Introduction — April 13, 2013
The Western media was quick to deride claims that an Iranian had mastered “time travel”.
“Iran’s technological prowess has reached an all-time high… it claims to have solved the metaphysical conundrums associated with time travel,” wrote Spencer Ackerman in Wired.
While the London Telegraph reported:
Ali Razeghi, a Tehran scientist has registered “The Aryayek Time Traveling Machine” with the state-run Centre for Strategic Inventions.
The device can predict the future in a print out after taking readings from the touch of a user, he told the Fars state news agency.
Many other Western news outlets reported the same story with the same derisory tone. In fact many used publicity stills from the time travel caper “Back to the Future” to accompany the story. As if Iranian claims about scientific or technical achievements should all be treated with scepticism, except for claims about Iran’s nuclear weapons, of course.
Meanwhile, Iran’s own Deputy Minister of Science, Research and Technology has also dismissed claims about the “time machine”.
What’s interesting however, is the way the various Western media outlets reacted in unison to the story and in much the same manner. As if media owners, editors and publishers had been ‘advised’ beforehand to treat all Iranian claims about scientific or technical advances as if they fraudulent boasts.

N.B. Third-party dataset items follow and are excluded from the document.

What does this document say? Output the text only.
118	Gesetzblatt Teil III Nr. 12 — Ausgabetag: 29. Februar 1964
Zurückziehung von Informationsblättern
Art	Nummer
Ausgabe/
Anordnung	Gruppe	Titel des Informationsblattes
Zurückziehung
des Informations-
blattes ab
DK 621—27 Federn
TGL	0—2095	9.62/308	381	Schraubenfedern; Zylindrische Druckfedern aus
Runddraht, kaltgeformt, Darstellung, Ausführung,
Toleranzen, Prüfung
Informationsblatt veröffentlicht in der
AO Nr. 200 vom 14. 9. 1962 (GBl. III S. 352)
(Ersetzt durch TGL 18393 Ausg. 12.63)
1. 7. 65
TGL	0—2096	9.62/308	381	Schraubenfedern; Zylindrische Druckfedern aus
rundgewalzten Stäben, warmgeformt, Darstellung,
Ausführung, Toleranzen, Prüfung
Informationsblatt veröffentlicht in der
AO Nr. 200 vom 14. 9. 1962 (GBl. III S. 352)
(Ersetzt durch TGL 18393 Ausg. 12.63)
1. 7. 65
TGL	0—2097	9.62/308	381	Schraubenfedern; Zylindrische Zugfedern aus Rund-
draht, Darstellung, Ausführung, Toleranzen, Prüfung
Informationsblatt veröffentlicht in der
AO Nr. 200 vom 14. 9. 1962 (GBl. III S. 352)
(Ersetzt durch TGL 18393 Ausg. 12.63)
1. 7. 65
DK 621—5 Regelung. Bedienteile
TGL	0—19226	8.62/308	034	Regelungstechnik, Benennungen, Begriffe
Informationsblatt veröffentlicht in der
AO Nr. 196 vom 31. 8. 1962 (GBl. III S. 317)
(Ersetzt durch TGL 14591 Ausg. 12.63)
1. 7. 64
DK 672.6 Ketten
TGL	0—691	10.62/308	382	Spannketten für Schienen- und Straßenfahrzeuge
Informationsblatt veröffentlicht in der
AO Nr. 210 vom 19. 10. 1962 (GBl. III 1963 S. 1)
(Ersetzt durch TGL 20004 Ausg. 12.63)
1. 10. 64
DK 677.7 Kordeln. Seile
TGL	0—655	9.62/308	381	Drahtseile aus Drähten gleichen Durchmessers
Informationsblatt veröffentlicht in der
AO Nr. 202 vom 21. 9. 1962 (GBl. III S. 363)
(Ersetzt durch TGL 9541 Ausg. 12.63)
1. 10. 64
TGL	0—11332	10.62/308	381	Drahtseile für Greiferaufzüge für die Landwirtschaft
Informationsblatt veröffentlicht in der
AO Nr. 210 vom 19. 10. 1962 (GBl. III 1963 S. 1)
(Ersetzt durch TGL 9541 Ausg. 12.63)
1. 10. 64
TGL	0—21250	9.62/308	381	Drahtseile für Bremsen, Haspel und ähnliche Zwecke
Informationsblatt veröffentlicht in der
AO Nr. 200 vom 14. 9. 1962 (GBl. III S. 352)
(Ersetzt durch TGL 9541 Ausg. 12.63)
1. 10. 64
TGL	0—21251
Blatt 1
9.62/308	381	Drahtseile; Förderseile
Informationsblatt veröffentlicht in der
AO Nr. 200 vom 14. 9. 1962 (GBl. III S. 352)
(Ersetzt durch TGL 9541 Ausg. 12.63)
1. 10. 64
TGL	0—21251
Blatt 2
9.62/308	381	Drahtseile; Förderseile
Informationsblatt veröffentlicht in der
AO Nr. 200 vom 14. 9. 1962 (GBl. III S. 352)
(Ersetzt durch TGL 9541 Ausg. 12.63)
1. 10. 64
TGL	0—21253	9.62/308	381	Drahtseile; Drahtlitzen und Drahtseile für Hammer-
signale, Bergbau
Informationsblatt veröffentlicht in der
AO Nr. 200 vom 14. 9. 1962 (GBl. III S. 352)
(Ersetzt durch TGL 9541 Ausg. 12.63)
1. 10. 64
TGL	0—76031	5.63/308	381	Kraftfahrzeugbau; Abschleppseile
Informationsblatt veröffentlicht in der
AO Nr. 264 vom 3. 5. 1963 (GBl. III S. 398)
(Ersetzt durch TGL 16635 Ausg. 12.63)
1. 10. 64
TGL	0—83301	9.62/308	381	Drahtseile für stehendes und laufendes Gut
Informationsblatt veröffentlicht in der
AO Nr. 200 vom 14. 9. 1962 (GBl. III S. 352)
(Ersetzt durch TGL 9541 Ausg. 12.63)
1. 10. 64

Now we are not saying that some sort censorship is being applied. Only that the Western media’s uniform response recalls the way it once responded to claims about Saddam’s Weapons of Mass Destruction.
Are newspaper owners, editors and publishers now being ‘advised’ how to cover stories concering Iran?

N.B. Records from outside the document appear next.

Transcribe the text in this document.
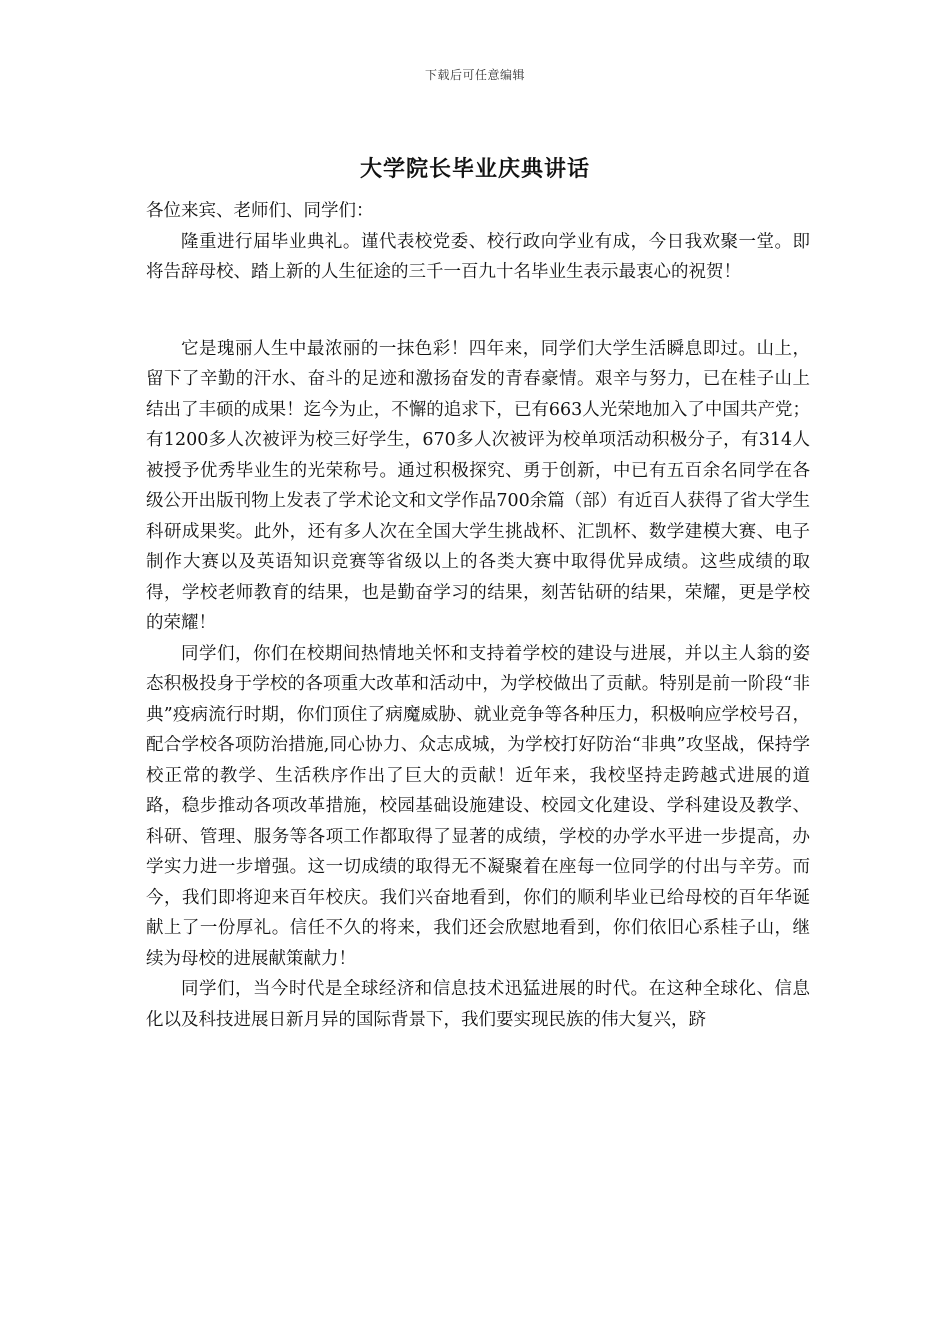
下载后可任意编辑
大学院长毕业庆典讲话

各位来宾、老师们、同学们：

隆重进行届毕业典礼。谨代表校党委、校行政向学业有成，今日我欢聚一堂。即将告辞母校、踏上新的人生征途的三千一百九十名毕业生表示最衷心的祝贺！

它是瑰丽人生中最浓丽的一抹色彩！四年来，同学们大学生活瞬息即过。山上，留下了辛勤的汗水、奋斗的足迹和激扬奋发的青春豪情。艰辛与努力，已在桂子山上结出了丰硕的成果！迄今为止，不懈的追求下，已有663人光荣地加入了中国共产党；有1200多人次被评为校三好学生，670多人次被评为校单项活动积极分子，有314人被授予优秀毕业生的光荣称号。通过积极探究、勇于创新，中已有五百余名同学在各级公开出版刊物上发表了学术论文和文学作品700余篇（部）有近百人获得了省大学生科研成果奖。此外，还有多人次在全国大学生挑战杯、汇凯杯、数学建模大赛、电子制作大赛以及英语知识竞赛等省级以上的各类大赛中取得优异成绩。这些成绩的取得，学校老师教育的结果，也是勤奋学习的结果，刻苦钻研的结果，荣耀，更是学校的荣耀！

同学们，你们在校期间热情地关怀和支持着学校的建设与进展，并以主人翁的姿态积极投身于学校的各项重大改革和活动中，为学校做出了贡献。特别是前一阶段“非典”疫病流行时期，你们顶住了病魔威胁、就业竞争等各种压力，积极响应学校号召，配合学校各项防治措施,同心协力、众志成城，为学校打好防治“非典”攻坚战，保持学校正常的教学、生活秩序作出了巨大的贡献！近年来，我校坚持走跨越式进展的道路，稳步推动各项改革措施，校园基础设施建设、校园文化建设、学科建设及教学、科研、管理、服务等各项工作都取得了显著的成绩，学校的办学水平进一步提高，办学实力进一步增强。这一切成绩的取得无不凝聚着在座每一位同学的付出与辛劳。而今，我们即将迎来百年校庆。我们兴奋地看到，你们的顺利毕业已给母校的百年华诞献上了一份厚礼。信任不久的将来，我们还会欣慰地看到，你们依旧心系桂子山，继续为母校的进展献策献力！

同学们，当今时代是全球经济和信息技术迅猛进展的时代。在这种全球化、信息化以及科技进展日新月异的国际背景下，我们要实现民族的伟大复兴，跻
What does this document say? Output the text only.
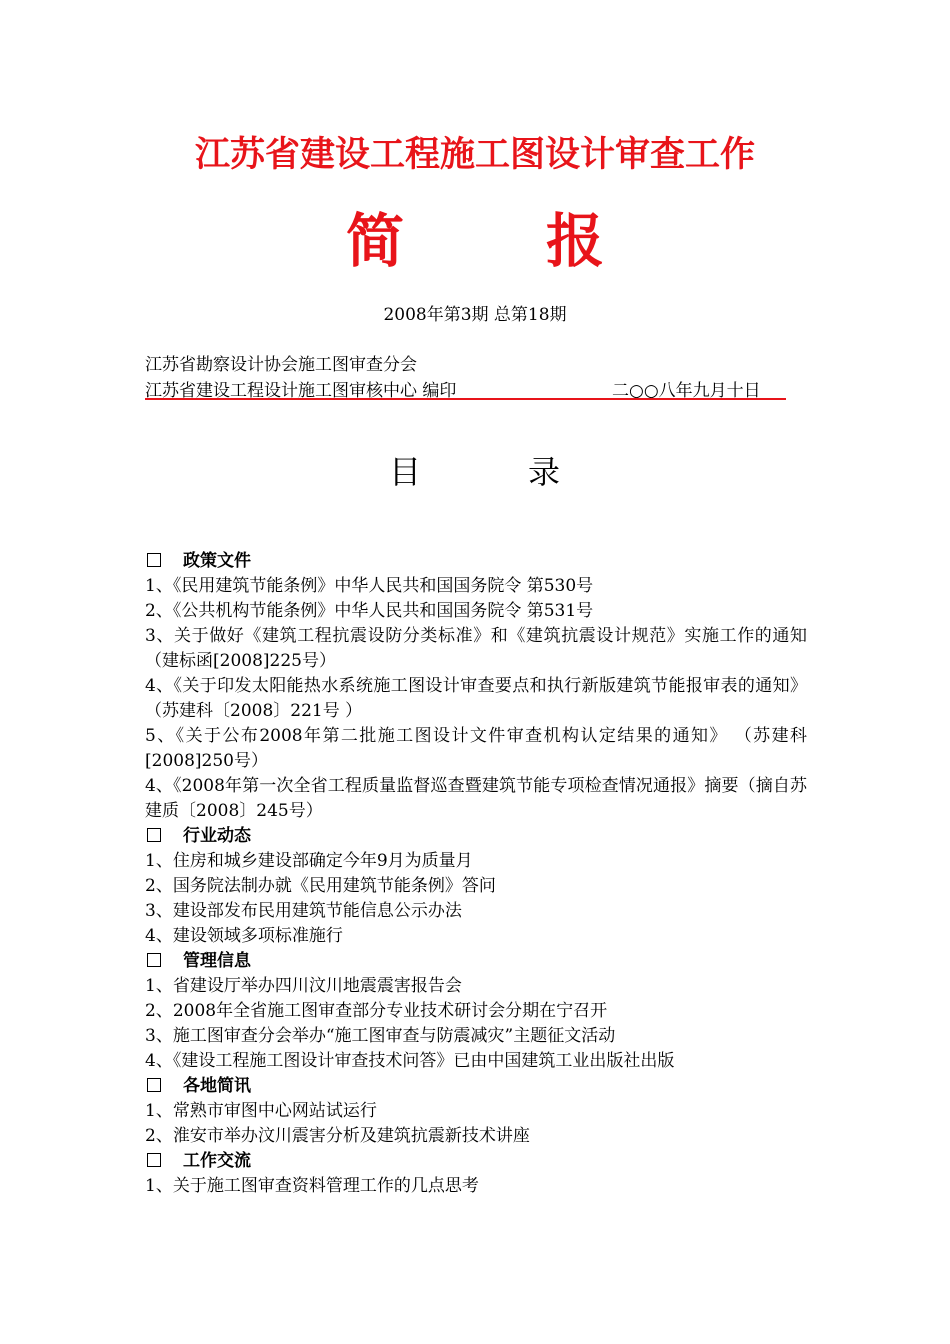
江苏省建设工程施工图设计审查工作
简 报
2008年第3期 总第18期
江苏省勘察设计协会施工图审查分会
江苏省建设工程设计施工图审核中心 编印	二○○八年九月十日
目	录
政策文件
1、《民用建筑节能条例》中华人民共和国国务院令 第530号
2、《公共机构节能条例》中华人民共和国国务院令 第531号
3、关于做好《建筑工程抗震设防分类标准》和《建筑抗震设计规范》实施工作的通知 （建标函[2008]225号）
4、《关于印发太阳能热水系统施工图设计审查要点和执行新版建筑节能报审表的通知》 （苏建科〔2008〕221号 ）
5、《关于公布2008年第二批施工图设计文件审查机构认定结果的通知》 （苏建科[2008]250号）
4、《2008年第一次全省工程质量监督巡查暨建筑节能专项检查情况通报》摘要（摘自苏建质〔2008〕245号）
行业动态
1、住房和城乡建设部确定今年9月为质量月
2、国务院法制办就《民用建筑节能条例》答问
3、建设部发布民用建筑节能信息公示办法
4、建设领域多项标准施行
管理信息
1、省建设厅举办四川汶川地震震害报告会
2、2008年全省施工图审查部分专业技术研讨会分期在宁召开
3、施工图审查分会举办“施工图审查与防震减灾”主题征文活动
4、《建设工程施工图设计审查技术问答》已由中国建筑工业出版社出版
各地简讯
1、常熟市审图中心网站试运行
2、淮安市举办汶川震害分析及建筑抗震新技术讲座
工作交流
1、关于施工图审查资料管理工作的几点思考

Deputy Minister: No ‘Time Machine’ Invention Registered in Iran
FARS News Agency — April 12, 2013
Iran’s Deputy Minister of Science, Research and Technology Mohammad Mehdinejad Nouri dismissed the claims raised by an Iranian inventor who says he has registered an invention to predict between five and eight years into the future of any individual.
“Making scientific claims is free for all, but registration of these claims as inventions should undergo certain legal stages based on scientific proofs and evidence,” Mehdinejad Nouri told FNA on Friday.

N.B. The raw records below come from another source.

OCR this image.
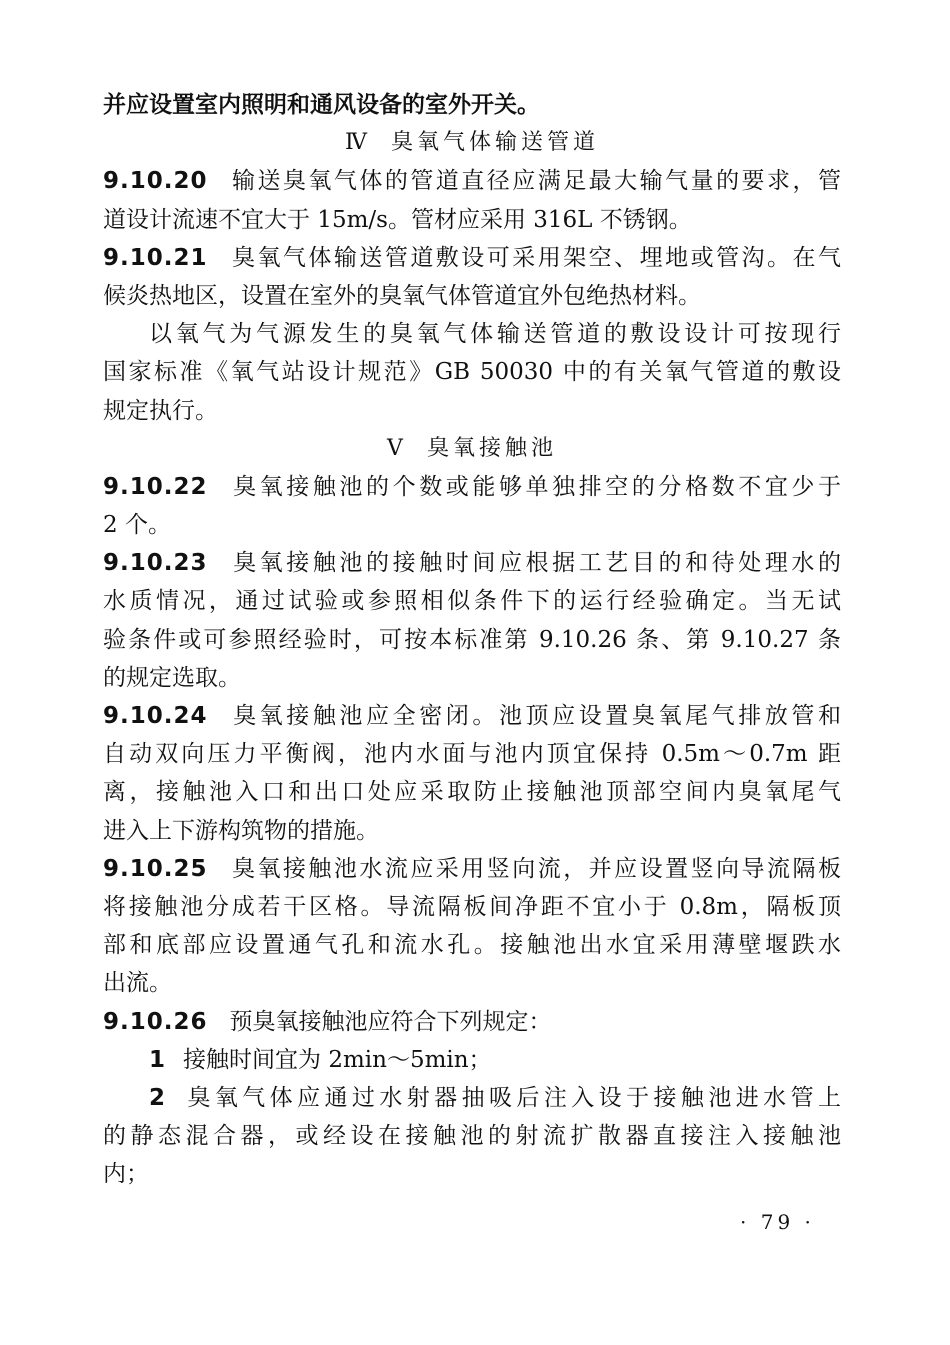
并应设置室内照明和通风设备的室外开关。
Ⅳ 臭氧气体输送管道
9.10.20 输送臭氧气体的管道直径应满足最大输气量的要求，管
道设计流速不宜大于 15m/s。管材应采用 316L 不锈钢。
9.10.21 臭氧气体输送管道敷设可采用架空、埋地或管沟。在气
候炎热地区，设置在室外的臭氧气体管道宜外包绝热材料。
以氧气为气源发生的臭氧气体输送管道的敷设设计可按现行
国家标准《氧气站设计规范》GB 50030 中的有关氧气管道的敷设
规定执行。
Ⅴ 臭氧接触池
9.10.22 臭氧接触池的个数或能够单独排空的分格数不宜少于
2 个。
9.10.23 臭氧接触池的接触时间应根据工艺目的和待处理水的
水质情况，通过试验或参照相似条件下的运行经验确定。当无试
验条件或可参照经验时，可按本标准第 9.10.26 条、第 9.10.27 条
的规定选取。
9.10.24 臭氧接触池应全密闭。池顶应设置臭氧尾气排放管和
自动双向压力平衡阀，池内水面与池内顶宜保持 0.5m～0.7m 距
离，接触池入口和出口处应采取防止接触池顶部空间内臭氧尾气
进入上下游构筑物的措施。
9.10.25 臭氧接触池水流应采用竖向流，并应设置竖向导流隔板
将接触池分成若干区格。导流隔板间净距不宜小于 0.8m，隔板顶
部和底部应设置通气孔和流水孔。接触池出水宜采用薄壁堰跌水
出流。
9.10.26 预臭氧接触池应符合下列规定：
1 接触时间宜为 2min～5min；
2 臭氧气体应通过水射器抽吸后注入设于接触池进水管上
的静态混合器，或经设在接触池的射流扩散器直接注入接触池
内；
· 79 ·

He also said that the statistics related to the production of science in Iran is presented by authentic and creditable international data bases, alluding that there is no room for allegations in Iranian science.
Mehdinejad Nouri rejected the claims raised by Ali Razeqi, an Iranian scientist who says he has registered ‘the Aryayek Time Traveling Machine’ with the state-run Center for Strategic Inventions.
“Such a claim has not been registered in Iran’s State Organization for Registration of Deeds and Properties,” he underlined.
Razeqi, 27, has reportedly claimed that he had been working on the project for the past 10 years.
He said the machine would use algorithms to predict the future of any individual, between five and eight years into their future.
“My invention easily fits into the size of a personal computer case and can predict details of the next five-eight years of the life of its users. It will not take you into the future, it will bring the future to you,” he said.
Razeqi said the invention could help the government as well as the ordinary people in predicting the future to become ready for the events.
“The Americans are trying to make this invention by spending millions of dollars on it where I have already achieved it by a fraction of the cost,” he said, and added, “The reason that we are not launching our prototype at this stage is that the Chinese will steal the idea and produce it in millions overnight.